Tiwari is heading a Bihar Police team which is in Mumbai to investigate an ''abetment to suicide'' case on the basis of a complaint filed by the late actor's father in Patna.

"IPS officer Vinay Tiwari reached Mumbai today from Patna on official duty to lead the police team there but he has been forcibly quarantined by BMC officials at 11 PM today," Bihar Director General of Police (DGP) Pandey tweeted.

"He was not provided accommodation in the IPS mess, despite request, and was staying in a Guest House in Goregaon," he said.

Sushant's sister Shweta Singh Kirti has tweeted, " What? Is this even for real? How can an officer sent on duty be quarantined for 14 Days?".

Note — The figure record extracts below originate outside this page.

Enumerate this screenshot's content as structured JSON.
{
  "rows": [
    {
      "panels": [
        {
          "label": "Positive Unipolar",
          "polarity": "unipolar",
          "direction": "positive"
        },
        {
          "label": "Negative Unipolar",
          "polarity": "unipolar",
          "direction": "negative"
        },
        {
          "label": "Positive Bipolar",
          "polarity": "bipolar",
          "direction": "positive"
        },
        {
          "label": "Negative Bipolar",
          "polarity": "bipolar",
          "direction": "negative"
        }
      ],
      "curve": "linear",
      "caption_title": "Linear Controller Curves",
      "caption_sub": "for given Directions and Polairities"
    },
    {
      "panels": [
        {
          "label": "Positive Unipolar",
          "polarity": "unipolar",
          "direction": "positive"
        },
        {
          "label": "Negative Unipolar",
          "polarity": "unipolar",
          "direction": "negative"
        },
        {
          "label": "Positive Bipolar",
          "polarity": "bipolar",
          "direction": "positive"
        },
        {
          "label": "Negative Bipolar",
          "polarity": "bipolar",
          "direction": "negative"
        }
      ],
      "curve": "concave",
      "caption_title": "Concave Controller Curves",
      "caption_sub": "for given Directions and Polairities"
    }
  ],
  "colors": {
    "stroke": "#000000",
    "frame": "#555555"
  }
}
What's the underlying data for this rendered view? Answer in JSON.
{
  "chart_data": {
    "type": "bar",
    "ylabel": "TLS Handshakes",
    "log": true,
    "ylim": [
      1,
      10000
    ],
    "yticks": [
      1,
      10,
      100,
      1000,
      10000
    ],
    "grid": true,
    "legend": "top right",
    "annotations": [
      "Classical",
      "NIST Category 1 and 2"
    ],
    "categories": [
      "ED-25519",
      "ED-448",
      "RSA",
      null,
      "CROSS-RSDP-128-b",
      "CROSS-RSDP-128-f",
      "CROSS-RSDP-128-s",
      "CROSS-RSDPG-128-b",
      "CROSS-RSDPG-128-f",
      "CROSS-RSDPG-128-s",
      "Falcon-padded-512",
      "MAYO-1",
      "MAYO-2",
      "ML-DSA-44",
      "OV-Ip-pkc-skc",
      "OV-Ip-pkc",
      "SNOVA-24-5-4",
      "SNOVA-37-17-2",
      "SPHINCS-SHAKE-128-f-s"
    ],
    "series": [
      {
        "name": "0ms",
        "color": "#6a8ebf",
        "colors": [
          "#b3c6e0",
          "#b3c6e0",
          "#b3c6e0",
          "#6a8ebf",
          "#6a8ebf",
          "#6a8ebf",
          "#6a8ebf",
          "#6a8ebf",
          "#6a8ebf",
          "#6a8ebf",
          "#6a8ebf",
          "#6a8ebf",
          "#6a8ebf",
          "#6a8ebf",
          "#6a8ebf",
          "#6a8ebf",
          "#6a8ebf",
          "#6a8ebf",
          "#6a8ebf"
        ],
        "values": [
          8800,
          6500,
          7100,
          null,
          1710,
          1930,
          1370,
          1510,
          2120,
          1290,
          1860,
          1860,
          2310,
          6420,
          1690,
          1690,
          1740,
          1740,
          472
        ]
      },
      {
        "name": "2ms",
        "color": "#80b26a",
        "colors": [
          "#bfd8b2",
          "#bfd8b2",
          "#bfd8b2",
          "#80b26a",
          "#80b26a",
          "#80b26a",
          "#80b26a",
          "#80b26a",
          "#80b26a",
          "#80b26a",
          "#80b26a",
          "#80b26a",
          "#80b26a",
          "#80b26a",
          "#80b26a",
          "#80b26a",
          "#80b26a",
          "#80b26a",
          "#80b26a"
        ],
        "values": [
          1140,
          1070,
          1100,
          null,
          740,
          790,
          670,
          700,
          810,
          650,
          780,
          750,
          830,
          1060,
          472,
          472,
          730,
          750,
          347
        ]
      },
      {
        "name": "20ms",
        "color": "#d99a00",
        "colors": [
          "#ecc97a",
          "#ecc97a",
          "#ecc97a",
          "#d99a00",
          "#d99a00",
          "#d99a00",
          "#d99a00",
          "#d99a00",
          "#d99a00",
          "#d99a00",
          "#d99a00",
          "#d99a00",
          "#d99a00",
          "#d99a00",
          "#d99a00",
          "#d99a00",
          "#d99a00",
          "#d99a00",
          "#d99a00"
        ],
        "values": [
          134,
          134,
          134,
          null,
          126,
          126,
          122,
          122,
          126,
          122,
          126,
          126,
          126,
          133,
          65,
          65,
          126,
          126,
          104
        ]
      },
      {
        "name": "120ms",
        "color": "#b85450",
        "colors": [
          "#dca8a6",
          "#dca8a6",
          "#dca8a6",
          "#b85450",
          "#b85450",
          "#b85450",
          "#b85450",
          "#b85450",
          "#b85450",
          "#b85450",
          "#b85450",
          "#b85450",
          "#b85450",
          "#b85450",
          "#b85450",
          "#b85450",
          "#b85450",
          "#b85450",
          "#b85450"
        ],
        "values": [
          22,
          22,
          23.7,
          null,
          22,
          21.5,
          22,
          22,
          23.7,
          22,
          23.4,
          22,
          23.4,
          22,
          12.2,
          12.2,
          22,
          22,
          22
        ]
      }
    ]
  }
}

Rajput, 34, was found hanging from the ceiling of his Bandra residence on June 24 last.

Last month, Rajput's father lodged an FIR here of abetment to suicide naming actress Rhea Chakraborty, said to be close to the deceased Patna-born actor, and her family members as accused. Tiwari was posted as the City SP (East) in Patna.

The Mumbai Police, which is also probing the death case, have so far recorded statements of nearly 40 people, including those from Rajput's family, his cook and people from the film industry that include filmmaker Mahesh Bhatt, film critic Rajeev Masand, director-producer Sanjay Leela Bhansali and filmmaker Aditya Chopra.